L’envoyé personnel du secrétaire général de l’ONU, Peter Van Walsum, avait lui-même reconnu, dans son rapport au mois d’avril dernier au conseil de sécurité, que le référendum n’était pas automatiquement synonyme d’indépendance. L’Envoyé personnel du Secrétaire général, Peter Van Walsum, avait présenté, mercredi 11 juillet, au Conseil de sécurité un exposé sur les négociations entre le Maroc et le Polisario, qualifiant de positive, la tenue d’une deuxième réunion, les 10 et 11 août prochain, à Long Island. Réitérant la réunion tenue au domaine Greentree Estate les 18 et 19 juin, l’exposé à huis clos de l’Envoyé personnel du Secrétaire général, Peter Van Walsum, rappelait également que s’il s’était «félicité du climat positif qui avait présidé aux négociations», «cela ne suffisait pas pour mener à bien un processus de négociations. Mais on peut dire qu’il s’est agi d’une première étape positive. Et on a déjà décidé d’une deuxième étape, puisqu’il y aura une autre réunion à Manhasset les 10 et 11 août», a-t-il ajouté.
Optimisme
Interrogé sur la suppression du rapport de trois paragraphes contenant des «observations et recommandations», qui a conduit à sa républication, Peter Van Walsum a souligné qu’il ne «fallait pas y voir plus qu’un problème de calendrier» et d’une décision d’être plus discret sur les négociations.

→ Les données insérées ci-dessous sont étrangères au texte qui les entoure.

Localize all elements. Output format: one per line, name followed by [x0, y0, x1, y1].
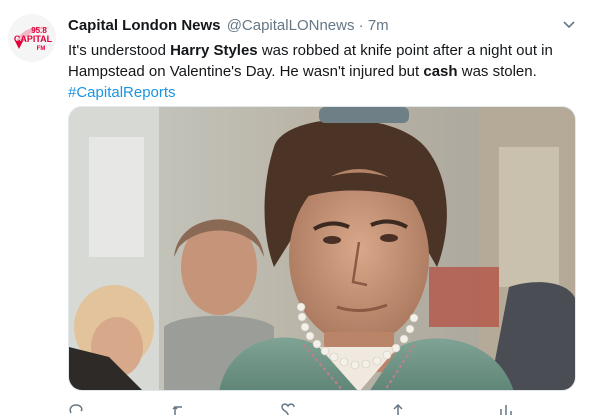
chevron-down-icon[interactable] — [560, 16, 578, 34]
tweet-header: Capital London News @CapitalLONnews · 7m — [68, 16, 389, 36]
like-icon[interactable] — [280, 402, 296, 416]
author-handle[interactable]: @CapitalLONnews — [227, 17, 355, 34]
share-icon[interactable] — [390, 402, 406, 415]
reply-icon[interactable] — [68, 402, 84, 414]
tweet-text-bold-word: cash — [423, 63, 458, 80]
logo-band: FM — [37, 46, 46, 52]
separator-dot: · — [358, 17, 364, 34]
tweet-text: It's understood Harry Styles was robbed … — [68, 40, 578, 103]
hashtag-link[interactable]: #CapitalReports — [68, 84, 176, 101]
analytics-icon[interactable] — [498, 402, 514, 415]
author-name[interactable]: Capital London News — [68, 17, 221, 34]
tweet-text-segment: It's understood — [68, 42, 171, 59]
timestamp[interactable]: 7m — [368, 17, 389, 34]
tweet-actions — [68, 400, 578, 416]
photo-of-man-in-street — [69, 107, 575, 390]
tweet[interactable]: 95.8 CAPITAL FM Capital London News @Cap… — [0, 0, 594, 416]
retweet-icon[interactable] — [172, 402, 188, 415]
avatar[interactable]: 95.8 CAPITAL FM — [8, 14, 56, 62]
tweet-photo[interactable] — [68, 106, 576, 391]
tweet-text-bold-name: Harry Styles — [170, 42, 258, 59]
tweet-text-segment: was stolen. — [457, 63, 537, 80]
capital-fm-logo: 95.8 CAPITAL FM — [8, 14, 56, 62]
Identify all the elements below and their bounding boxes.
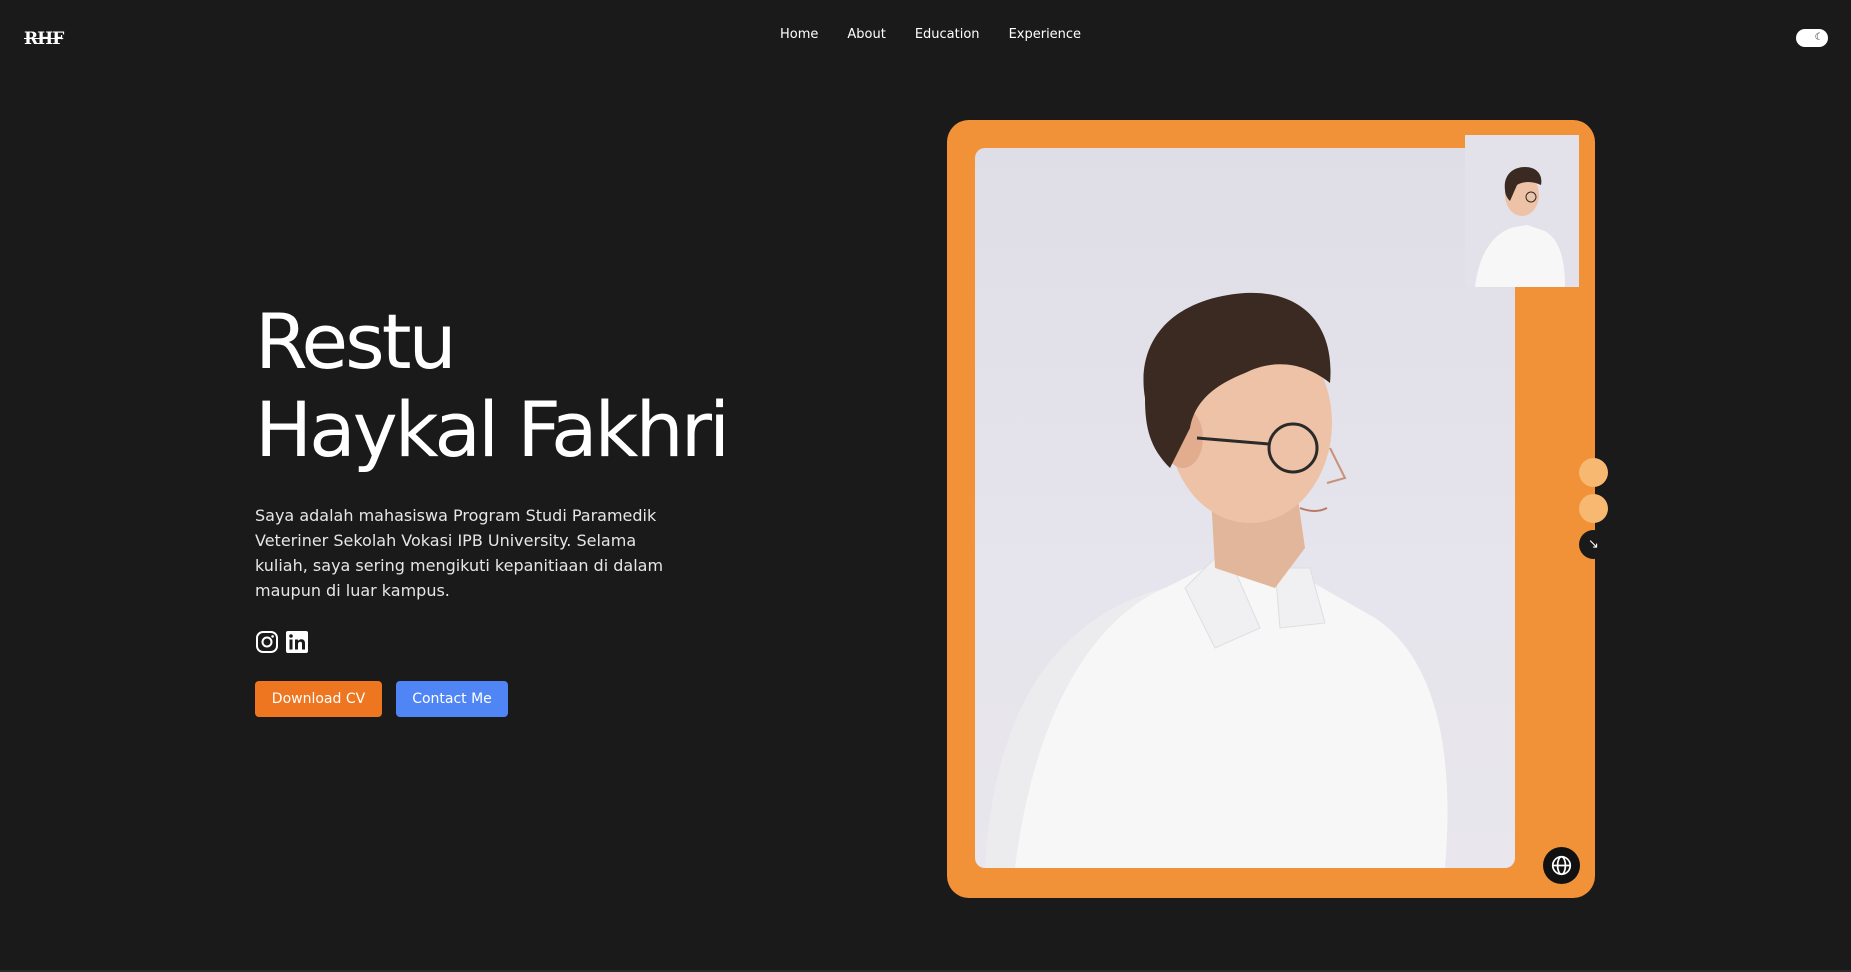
nav-about[interactable]: About: [847, 27, 885, 42]
linkedin-icon[interactable]: [285, 630, 309, 654]
thumbnail-portrait: [1475, 167, 1565, 287]
arrow-down-right-icon[interactable]: ↘: [1579, 530, 1608, 559]
thumbnail-photo[interactable]: [1465, 135, 1579, 287]
theme-toggle[interactable]: ☾: [1796, 29, 1828, 47]
nav-education[interactable]: Education: [915, 27, 980, 42]
nav-experience[interactable]: Experience: [1009, 27, 1082, 42]
download-cv-button[interactable]: Download CV: [255, 681, 382, 717]
slide-dot-2[interactable]: [1579, 494, 1608, 523]
hero-name-last: Haykal Fakhri: [255, 385, 730, 474]
hero-name: Restu Haykal Fakhri: [255, 297, 730, 474]
portrait-illustration: [985, 292, 1448, 868]
site-logo[interactable]: RHF: [24, 29, 64, 49]
photo-card: ↘: [947, 120, 1608, 898]
slide-dot-1[interactable]: [1579, 458, 1608, 487]
social-links: [255, 630, 309, 654]
profile-photo: [975, 148, 1515, 868]
hero-bio: Saya adalah mahasiswa Program Studi Para…: [255, 506, 664, 600]
globe-icon[interactable]: [1543, 847, 1580, 884]
moon-icon: ☾: [1814, 32, 1824, 43]
main-nav: Home About Education Experience: [780, 27, 1081, 42]
instagram-icon[interactable]: [255, 630, 279, 654]
contact-me-button[interactable]: Contact Me: [396, 681, 508, 717]
nav-home[interactable]: Home: [780, 27, 818, 42]
hero-name-first: Restu: [255, 297, 457, 386]
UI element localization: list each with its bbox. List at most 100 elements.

A la question de savoir s’il existait toujours sur la table deux projets «viables et légitimes» de la part de chaque partie, l’Envoyé personnel a souligné qu’en définitive «le Conseil de sécurité avait pris note des deux projets», et confirmé «qu’à Manhasset, les deux projets étaient sur la table». Le président du Conseil pour le mois en cours, l’ambassadeur de Chine, Guangya Wang, dont les propos ont été rapportés par la MAP, a fait part de son optimisme quant au bon déroulement de la seconde phase des négociations. Il a de même qualifié celles du premier round de «bon signe et de début d’un processus pour réduire les différences entre les parties pour trouver une solution à ce dossier».

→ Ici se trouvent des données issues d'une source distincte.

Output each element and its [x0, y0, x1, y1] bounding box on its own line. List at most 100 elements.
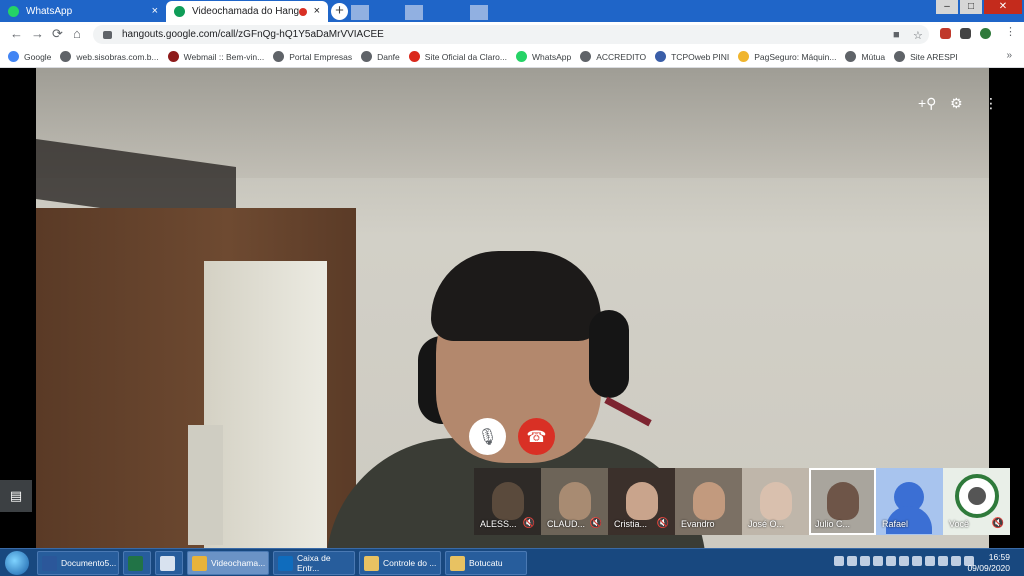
- camera-icon[interactable]: ■: [893, 29, 900, 41]
- more-options-icon[interactable]: ⋮: [984, 96, 998, 110]
- bookmark-star-icon[interactable]: ☆: [913, 29, 923, 42]
- taskbar-app-button[interactable]: Caixa de Entr...: [273, 551, 355, 575]
- bookmark-label: web.sisobras.com.b...: [76, 51, 159, 62]
- close-window-button[interactable]: ✕: [984, 0, 1022, 14]
- taskbar-app-button[interactable]: Controle do ...: [359, 551, 441, 575]
- bookmark-label: Webmail :: Bem-vin...: [183, 51, 265, 62]
- new-tab-button[interactable]: +: [331, 3, 348, 20]
- taskbar-app-button[interactable]: [155, 551, 183, 575]
- system-tray: [834, 556, 974, 566]
- bookmarks-overflow-button[interactable]: »: [1006, 50, 1012, 61]
- reload-button[interactable]: ⟳: [52, 27, 63, 40]
- bookmark-item[interactable]: ACCREDITO: [580, 51, 646, 62]
- participant-tile[interactable]: Você 🔇: [943, 468, 1010, 535]
- home-button[interactable]: ⌂: [73, 27, 81, 40]
- taskbar-app-button[interactable]: Botucatu: [445, 551, 527, 575]
- browser-menu-icon[interactable]: ⋮: [1005, 25, 1016, 38]
- hangouts-icon: [174, 6, 185, 17]
- taskbar-app-button[interactable]: Videochama...: [187, 551, 269, 575]
- taskbar-app-button[interactable]: Documento5...: [37, 551, 119, 575]
- taskbar-app-label: Documento5...: [61, 558, 117, 568]
- bookmark-label: TCPOweb PINI: [671, 51, 730, 62]
- bookmark-label: Mútua: [861, 51, 886, 62]
- tab-whatsapp[interactable]: WhatsApp ×: [0, 1, 166, 22]
- app-icon: [192, 555, 207, 571]
- taskbar-app-label: Caixa de Entr...: [297, 553, 331, 573]
- taskbar-clock[interactable]: 16:59 09/09/2020: [967, 552, 1010, 574]
- settings-icon[interactable]: ⚙: [950, 96, 963, 110]
- participant-video: [492, 482, 524, 520]
- app-icon: [278, 555, 293, 571]
- taskbar-app-button[interactable]: [123, 551, 151, 575]
- address-bar[interactable]: hangouts.google.com/call/zGFnQg-hQ1Y5aDa…: [93, 25, 929, 44]
- tab-close-icon[interactable]: ×: [314, 6, 320, 17]
- muted-microphone-icon: 🔇: [991, 518, 1004, 529]
- tray-icon[interactable]: [847, 556, 857, 566]
- participant-video: [559, 482, 591, 520]
- bookmark-item[interactable]: WhatsApp: [515, 51, 572, 62]
- pagseguro-icon: [738, 51, 750, 62]
- extensions-puzzle-icon[interactable]: [960, 28, 971, 39]
- background-window-icon: [351, 5, 369, 20]
- participant-name: Você: [949, 519, 970, 529]
- minimize-button[interactable]: –: [936, 0, 958, 14]
- tray-icon[interactable]: [860, 556, 870, 566]
- bookmark-item[interactable]: Portal Empresas: [273, 51, 352, 62]
- bookmark-label: Danfe: [377, 51, 400, 62]
- bookmark-item[interactable]: Danfe: [361, 51, 400, 62]
- profile-avatar-icon[interactable]: [980, 28, 991, 39]
- start-button[interactable]: [5, 551, 29, 575]
- pini-icon: [655, 51, 667, 62]
- globe-icon: [273, 51, 285, 62]
- mute-microphone-button[interactable]: 🎙: [469, 418, 506, 455]
- participant-name: Rafael: [882, 519, 909, 529]
- participant-tile[interactable]: ALESS... 🔇: [474, 468, 541, 535]
- participant-tile[interactable]: CLAUD... 🔇: [541, 468, 608, 535]
- tray-icon[interactable]: [938, 556, 948, 566]
- bookmark-label: WhatsApp: [531, 51, 572, 62]
- tray-icon[interactable]: [899, 556, 909, 566]
- bookmark-item[interactable]: Mútua: [845, 51, 885, 62]
- participant-name: Julio C...: [815, 519, 851, 529]
- bookmark-item[interactable]: Google: [8, 51, 51, 62]
- forward-button[interactable]: →: [31, 27, 44, 40]
- muted-microphone-icon: 🔇: [522, 518, 535, 529]
- whatsapp-icon: [515, 51, 527, 62]
- webmail-icon: [167, 51, 179, 62]
- bookmark-label: ACCREDITO: [596, 51, 647, 62]
- globe-icon: [60, 51, 72, 62]
- participant-tile[interactable]: Julio C...: [809, 468, 876, 535]
- participant-tile[interactable]: Evandro: [675, 468, 742, 535]
- participant-name: ALESS...: [480, 519, 517, 529]
- bookmark-item[interactable]: Webmail :: Bem-vin...: [167, 51, 265, 62]
- tray-icon[interactable]: [951, 556, 961, 566]
- tray-icon[interactable]: [886, 556, 896, 566]
- chat-button[interactable]: ▤: [0, 480, 32, 512]
- seal-gear-icon: [968, 487, 986, 505]
- taskbar-app-label: Controle do ...: [383, 558, 437, 568]
- desktop-screen: WhatsApp × Videochamada do Hangouts × + …: [0, 0, 1024, 576]
- extension-icon[interactable]: [940, 28, 951, 39]
- participant-tile[interactable]: José O...: [742, 468, 809, 535]
- tab-close-icon[interactable]: ×: [152, 6, 158, 17]
- tray-icon[interactable]: [912, 556, 922, 566]
- add-person-icon[interactable]: +⚲: [918, 96, 936, 110]
- bookmark-item[interactable]: TCPOweb PINI: [655, 51, 729, 62]
- bookmark-item[interactable]: PagSeguro: Máquin...: [738, 51, 836, 62]
- tray-icon[interactable]: [834, 556, 844, 566]
- tray-icon[interactable]: [873, 556, 883, 566]
- bookmark-item[interactable]: Site Oficial da Claro...: [408, 51, 507, 62]
- back-button[interactable]: ←: [10, 27, 23, 40]
- participant-tile[interactable]: Cristia... 🔇: [608, 468, 675, 535]
- whatsapp-icon: [8, 6, 19, 17]
- hang-up-button[interactable]: ☎: [518, 418, 555, 455]
- bookmark-label: Google: [24, 51, 52, 62]
- maximize-button[interactable]: □: [960, 0, 982, 14]
- tab-hangouts[interactable]: Videochamada do Hangouts ×: [166, 1, 328, 22]
- bookmark-item[interactable]: web.sisobras.com.b...: [60, 51, 159, 62]
- bookmark-item[interactable]: Site ARESPI: [894, 51, 958, 62]
- participant-tile[interactable]: Rafael: [876, 468, 943, 535]
- bookmark-label: Portal Empresas: [289, 51, 353, 62]
- tray-icon[interactable]: [925, 556, 935, 566]
- clock-date: 09/09/2020: [967, 563, 1010, 573]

Pour sa part, le Président français Nicolas Sarkozy a estimé qu’il est «grand temps de trouver une solution durable» au conflit du Sahara.

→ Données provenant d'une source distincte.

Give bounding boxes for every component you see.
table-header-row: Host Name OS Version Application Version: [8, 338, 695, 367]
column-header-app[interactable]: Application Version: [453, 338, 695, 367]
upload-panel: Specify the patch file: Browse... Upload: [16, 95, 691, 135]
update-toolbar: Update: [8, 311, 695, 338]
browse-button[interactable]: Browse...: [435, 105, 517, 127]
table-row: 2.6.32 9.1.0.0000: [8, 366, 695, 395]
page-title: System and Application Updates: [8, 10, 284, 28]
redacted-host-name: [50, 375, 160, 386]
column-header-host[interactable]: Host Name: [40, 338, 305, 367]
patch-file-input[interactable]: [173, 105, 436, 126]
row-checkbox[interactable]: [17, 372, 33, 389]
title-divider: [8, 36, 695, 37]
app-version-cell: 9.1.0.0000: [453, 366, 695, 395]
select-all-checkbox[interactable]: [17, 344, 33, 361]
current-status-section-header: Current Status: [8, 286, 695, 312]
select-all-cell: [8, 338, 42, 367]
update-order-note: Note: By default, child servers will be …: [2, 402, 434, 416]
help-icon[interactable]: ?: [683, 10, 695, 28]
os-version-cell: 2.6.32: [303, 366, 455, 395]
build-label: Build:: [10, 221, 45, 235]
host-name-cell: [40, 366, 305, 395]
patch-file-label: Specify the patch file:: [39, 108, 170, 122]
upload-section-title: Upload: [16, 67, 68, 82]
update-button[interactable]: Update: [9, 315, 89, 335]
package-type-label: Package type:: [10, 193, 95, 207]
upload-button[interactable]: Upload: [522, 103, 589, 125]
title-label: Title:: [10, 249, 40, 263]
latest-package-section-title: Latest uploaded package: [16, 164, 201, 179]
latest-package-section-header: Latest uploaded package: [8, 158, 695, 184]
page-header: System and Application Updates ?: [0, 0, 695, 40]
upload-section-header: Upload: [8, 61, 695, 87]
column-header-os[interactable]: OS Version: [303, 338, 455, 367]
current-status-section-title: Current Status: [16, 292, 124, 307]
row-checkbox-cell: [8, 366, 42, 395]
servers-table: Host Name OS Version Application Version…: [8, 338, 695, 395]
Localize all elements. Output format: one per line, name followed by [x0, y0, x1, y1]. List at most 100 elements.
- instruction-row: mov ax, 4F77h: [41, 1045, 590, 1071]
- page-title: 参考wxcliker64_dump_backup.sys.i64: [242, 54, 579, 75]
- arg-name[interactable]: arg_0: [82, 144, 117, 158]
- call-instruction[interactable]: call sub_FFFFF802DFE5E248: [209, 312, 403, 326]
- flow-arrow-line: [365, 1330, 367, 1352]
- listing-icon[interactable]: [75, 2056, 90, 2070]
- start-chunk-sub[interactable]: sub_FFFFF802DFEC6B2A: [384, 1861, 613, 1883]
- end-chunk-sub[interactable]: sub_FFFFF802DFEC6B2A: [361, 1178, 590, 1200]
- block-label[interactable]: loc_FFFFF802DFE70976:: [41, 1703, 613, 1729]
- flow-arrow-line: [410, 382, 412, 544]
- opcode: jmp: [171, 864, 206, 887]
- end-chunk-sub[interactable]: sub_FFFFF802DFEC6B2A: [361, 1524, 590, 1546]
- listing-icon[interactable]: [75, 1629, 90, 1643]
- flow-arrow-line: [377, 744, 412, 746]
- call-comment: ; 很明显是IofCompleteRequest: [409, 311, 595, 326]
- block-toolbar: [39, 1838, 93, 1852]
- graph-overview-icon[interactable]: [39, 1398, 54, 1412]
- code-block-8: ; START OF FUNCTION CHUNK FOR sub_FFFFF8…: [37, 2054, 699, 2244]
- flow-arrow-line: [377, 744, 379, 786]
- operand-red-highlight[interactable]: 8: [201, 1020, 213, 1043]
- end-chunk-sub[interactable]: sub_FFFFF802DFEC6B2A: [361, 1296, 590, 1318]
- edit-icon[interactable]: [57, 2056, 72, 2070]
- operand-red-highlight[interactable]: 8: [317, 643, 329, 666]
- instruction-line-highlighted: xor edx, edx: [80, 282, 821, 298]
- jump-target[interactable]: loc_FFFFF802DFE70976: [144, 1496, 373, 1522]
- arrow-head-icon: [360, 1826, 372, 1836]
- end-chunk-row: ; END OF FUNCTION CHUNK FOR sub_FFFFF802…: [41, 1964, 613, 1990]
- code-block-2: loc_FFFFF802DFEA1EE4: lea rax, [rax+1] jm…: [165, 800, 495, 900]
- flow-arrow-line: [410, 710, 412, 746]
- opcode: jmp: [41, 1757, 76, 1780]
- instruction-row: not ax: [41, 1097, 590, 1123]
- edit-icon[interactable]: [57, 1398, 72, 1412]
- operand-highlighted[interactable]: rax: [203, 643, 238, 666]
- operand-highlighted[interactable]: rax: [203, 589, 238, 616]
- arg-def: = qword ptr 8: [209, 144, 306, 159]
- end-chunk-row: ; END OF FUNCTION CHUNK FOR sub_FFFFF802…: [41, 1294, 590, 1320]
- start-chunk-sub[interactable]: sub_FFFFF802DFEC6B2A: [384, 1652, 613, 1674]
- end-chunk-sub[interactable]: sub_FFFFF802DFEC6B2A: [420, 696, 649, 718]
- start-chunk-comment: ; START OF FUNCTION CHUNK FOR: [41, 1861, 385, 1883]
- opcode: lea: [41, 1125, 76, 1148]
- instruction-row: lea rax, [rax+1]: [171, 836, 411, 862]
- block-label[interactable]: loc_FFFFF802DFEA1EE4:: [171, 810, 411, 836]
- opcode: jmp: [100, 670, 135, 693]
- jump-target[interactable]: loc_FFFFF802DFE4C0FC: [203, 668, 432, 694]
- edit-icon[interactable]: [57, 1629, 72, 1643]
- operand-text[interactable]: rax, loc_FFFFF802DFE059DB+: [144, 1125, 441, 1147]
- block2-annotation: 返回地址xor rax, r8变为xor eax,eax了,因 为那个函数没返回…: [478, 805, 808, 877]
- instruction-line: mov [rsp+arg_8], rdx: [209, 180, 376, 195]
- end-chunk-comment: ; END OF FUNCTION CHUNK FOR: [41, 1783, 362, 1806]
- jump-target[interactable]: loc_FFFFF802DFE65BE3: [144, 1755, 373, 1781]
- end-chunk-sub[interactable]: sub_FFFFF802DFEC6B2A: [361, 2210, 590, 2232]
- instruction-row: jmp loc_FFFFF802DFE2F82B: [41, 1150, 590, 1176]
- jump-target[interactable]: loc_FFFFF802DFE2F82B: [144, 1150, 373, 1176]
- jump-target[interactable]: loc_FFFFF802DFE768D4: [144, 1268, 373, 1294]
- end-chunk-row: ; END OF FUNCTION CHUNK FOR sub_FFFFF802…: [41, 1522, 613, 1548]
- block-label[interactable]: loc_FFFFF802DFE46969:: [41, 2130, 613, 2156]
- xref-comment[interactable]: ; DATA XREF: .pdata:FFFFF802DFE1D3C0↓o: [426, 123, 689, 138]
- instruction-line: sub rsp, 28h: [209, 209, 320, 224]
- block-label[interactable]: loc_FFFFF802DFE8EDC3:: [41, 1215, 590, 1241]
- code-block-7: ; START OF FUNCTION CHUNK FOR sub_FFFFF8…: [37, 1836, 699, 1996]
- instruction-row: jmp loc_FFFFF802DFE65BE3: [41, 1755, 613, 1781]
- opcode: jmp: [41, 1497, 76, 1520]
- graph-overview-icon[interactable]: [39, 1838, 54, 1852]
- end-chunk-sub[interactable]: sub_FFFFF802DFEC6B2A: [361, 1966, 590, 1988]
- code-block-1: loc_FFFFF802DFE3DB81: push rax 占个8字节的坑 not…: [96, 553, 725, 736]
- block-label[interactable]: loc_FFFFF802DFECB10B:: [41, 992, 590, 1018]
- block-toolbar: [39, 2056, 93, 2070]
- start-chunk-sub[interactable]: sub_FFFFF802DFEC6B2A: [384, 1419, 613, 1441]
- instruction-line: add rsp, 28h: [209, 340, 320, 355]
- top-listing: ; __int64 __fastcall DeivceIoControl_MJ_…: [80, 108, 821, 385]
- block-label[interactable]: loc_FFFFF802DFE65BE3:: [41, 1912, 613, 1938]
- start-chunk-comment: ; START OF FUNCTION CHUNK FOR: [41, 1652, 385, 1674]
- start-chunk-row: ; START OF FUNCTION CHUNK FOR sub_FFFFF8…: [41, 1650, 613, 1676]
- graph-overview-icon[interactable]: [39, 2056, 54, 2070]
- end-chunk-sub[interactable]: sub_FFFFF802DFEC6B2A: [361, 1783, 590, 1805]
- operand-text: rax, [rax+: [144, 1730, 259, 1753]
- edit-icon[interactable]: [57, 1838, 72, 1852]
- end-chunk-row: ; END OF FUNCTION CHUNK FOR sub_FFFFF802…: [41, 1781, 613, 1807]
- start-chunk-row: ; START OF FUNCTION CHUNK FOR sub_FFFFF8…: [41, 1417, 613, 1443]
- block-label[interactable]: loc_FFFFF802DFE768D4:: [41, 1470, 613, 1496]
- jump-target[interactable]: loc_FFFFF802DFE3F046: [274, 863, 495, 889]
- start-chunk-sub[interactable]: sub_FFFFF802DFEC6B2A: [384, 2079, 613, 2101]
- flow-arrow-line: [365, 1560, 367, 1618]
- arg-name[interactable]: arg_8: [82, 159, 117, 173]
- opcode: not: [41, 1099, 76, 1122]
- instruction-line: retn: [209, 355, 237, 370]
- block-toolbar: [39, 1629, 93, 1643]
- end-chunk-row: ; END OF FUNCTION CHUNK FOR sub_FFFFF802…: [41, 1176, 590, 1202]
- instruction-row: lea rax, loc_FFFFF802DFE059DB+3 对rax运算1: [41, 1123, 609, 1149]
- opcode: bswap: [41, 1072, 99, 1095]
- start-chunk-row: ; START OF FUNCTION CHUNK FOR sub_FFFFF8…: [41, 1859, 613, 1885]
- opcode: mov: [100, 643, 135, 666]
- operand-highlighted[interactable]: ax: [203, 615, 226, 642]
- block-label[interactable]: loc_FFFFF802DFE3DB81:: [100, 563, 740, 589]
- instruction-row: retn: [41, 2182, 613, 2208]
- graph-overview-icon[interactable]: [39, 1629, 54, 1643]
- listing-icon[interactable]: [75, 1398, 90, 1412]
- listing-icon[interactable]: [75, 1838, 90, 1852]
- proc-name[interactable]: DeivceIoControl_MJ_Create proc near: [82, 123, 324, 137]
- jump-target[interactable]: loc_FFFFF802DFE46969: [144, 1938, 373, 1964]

Des propos d’autant plus significatifs, que le Président français a adressé un réel démenti aux rumeurs colportées par les milieux pro-algériens. Nicolas Sarkozy a assuré qu’il n’existait pas «l’ombre d’une brouille» avec le Maroc, en affirmant en particulier que la position française, pro-marocaine, sur le conflit du Sahara n’avait pas changé. Et Sarkozy de préciser: «je l’ai d’ailleurs dit au Président algérien Abdelaziz Bouteflika».
Autant de soutiens et de bon sens, est en contraste réel avec l’état d’esprit de l’Algérie, effectivement acculée à la crispation.